Up until actually reading that book, I had no idea that the term "fairy cake" existed. Turns out that a fairy cake is a cupcake.
Cupcakes are to muffins like donuts are to bagels. Bagels are like donuts, but they're lopsided. They taste different. They don't often have a layer of sugar, or white chocolate, or mint cream on them. The bagel is really just a piece of bread that happened to take the form of a torus. There is no reason for the bagel to do so, as the torus conformation of the donut is simply to ensure the lowest amount of calories in its central region. Bagels, seeing as that they are composed mainly of bread, are not rich in calories. Thus, the hole in the middle is not only completely and utterly unnecessary, but also represents the gaping void that the bread overlords(these are real people) store our money in.
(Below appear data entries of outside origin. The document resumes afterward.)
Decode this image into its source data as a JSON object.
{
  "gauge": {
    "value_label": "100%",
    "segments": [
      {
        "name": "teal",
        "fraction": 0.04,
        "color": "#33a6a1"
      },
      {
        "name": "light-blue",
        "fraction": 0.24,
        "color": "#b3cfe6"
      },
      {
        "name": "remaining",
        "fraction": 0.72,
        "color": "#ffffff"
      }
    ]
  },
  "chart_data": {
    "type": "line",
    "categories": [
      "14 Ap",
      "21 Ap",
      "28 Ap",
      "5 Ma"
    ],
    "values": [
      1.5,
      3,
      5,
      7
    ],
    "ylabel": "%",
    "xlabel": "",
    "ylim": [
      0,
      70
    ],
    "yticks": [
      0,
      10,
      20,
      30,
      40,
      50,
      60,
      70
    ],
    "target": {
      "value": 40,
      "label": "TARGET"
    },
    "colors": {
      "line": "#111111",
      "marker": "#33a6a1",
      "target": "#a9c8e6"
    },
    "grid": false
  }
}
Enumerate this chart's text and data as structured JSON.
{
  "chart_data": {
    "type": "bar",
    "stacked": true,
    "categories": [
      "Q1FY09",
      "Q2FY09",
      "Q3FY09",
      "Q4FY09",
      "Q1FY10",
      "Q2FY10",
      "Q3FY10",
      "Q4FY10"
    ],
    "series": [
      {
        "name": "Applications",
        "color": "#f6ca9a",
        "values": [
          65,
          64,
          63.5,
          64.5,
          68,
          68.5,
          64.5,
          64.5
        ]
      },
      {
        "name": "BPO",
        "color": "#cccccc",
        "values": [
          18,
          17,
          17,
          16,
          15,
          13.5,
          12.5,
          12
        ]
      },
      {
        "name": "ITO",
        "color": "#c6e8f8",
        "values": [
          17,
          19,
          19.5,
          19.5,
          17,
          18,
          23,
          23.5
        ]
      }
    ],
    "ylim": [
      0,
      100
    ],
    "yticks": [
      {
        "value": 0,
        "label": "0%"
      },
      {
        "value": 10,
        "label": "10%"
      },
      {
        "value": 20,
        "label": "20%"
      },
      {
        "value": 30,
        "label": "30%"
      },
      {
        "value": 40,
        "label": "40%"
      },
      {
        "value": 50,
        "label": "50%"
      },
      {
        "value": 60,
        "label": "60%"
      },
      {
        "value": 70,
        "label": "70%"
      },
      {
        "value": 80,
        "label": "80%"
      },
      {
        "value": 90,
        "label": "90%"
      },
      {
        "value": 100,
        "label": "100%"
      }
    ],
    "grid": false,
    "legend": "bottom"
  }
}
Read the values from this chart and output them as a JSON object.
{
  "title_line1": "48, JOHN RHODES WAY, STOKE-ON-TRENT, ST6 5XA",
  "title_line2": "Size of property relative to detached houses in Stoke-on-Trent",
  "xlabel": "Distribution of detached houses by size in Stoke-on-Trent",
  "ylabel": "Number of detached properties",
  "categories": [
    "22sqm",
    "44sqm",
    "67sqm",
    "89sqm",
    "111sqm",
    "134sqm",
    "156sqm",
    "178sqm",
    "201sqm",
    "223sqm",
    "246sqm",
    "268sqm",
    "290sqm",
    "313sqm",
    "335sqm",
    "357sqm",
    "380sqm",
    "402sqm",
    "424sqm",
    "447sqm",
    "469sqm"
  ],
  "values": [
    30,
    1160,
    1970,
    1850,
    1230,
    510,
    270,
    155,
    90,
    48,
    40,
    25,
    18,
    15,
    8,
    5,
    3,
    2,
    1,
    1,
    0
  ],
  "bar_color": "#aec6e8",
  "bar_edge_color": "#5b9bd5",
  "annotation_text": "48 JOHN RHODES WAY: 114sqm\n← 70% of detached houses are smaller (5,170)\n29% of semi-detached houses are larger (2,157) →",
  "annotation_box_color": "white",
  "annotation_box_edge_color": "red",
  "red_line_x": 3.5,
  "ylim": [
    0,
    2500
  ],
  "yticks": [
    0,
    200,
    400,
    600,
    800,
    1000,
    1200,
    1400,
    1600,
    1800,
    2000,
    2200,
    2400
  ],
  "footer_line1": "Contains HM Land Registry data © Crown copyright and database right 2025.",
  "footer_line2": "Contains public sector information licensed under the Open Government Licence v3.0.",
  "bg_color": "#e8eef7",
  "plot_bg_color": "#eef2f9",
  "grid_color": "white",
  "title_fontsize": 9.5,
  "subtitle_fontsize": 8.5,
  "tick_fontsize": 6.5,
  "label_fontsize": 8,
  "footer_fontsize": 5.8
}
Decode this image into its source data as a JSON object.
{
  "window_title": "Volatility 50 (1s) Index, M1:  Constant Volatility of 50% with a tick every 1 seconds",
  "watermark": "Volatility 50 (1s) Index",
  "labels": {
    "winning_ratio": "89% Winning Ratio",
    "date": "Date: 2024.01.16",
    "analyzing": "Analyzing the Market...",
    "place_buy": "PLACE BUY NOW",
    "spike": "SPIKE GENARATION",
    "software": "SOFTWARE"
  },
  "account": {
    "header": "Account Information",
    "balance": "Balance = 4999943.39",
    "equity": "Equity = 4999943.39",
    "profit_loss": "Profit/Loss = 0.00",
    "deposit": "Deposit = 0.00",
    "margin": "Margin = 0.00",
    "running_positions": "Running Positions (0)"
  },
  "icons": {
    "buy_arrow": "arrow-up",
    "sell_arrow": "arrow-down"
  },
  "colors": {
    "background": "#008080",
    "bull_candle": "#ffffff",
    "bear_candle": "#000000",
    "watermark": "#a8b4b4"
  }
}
In the confectionariosphere, bagels probably share a common ancestor with donuts. However, they would have branched off quite early in their phylogenetic history, an observation supported by how different their biochemical properties are. More likely is the hypothesis that states that bagels evolved their torus shape as a means to keep their kind in existence by mimicking the donut, a far superior organism. I mean, food. This is akin to the way the harmless king snake has a similar coloration to the more magnificent and potent coral snake.
On a side note, I sometimes have dreams where I play Russian Roulette with snakes instead of bullets. It never really works very well. Snake guns just can't happen.
According to On the Origin of Species by means of Natural Selection or the Preservation of Flavoured Food Items in the Struggle to be Produced and Sold for Profit, which I will write eventually, all confectioneries share a common ancestor. It is not too much of a stretch to assume that the common ancestor is some sort of starch-water conglomerate. However, it is important to note the possibility that certain items may have arisen independently. For instance, the English scone is rather difficult to classify. It has a rather unique property of being unnaturally dense for a bread-type food product. The only other similarly dense food is the muffin, but the muffin clearly falls under the Desserya kingdom, while the scone is sort of a cross between a large wallnut and a stick of butter.
Another interesting grouping to take note of are the cakes. Cakes are traditionally defined by their spongey, sweetened bread-like masses held together by a matrix of coagulated egg protein. Over the centuries, cakes have evolved to become extremely diverse. Many modern-day cakes possess outer coverings of crystallised cane sugar, or fusions of churned milk fat and artifical sweetening agents. Commonly mistaken for cakes are gelatinous cheesecakes. The gelatinous cheesecake is in fact, not a cake, but rather an agar that rests upon a base of delicious cookie crumbs.
Yum.
I actually like the base a lot more than the "cake". I also sense that I should stop writing this now.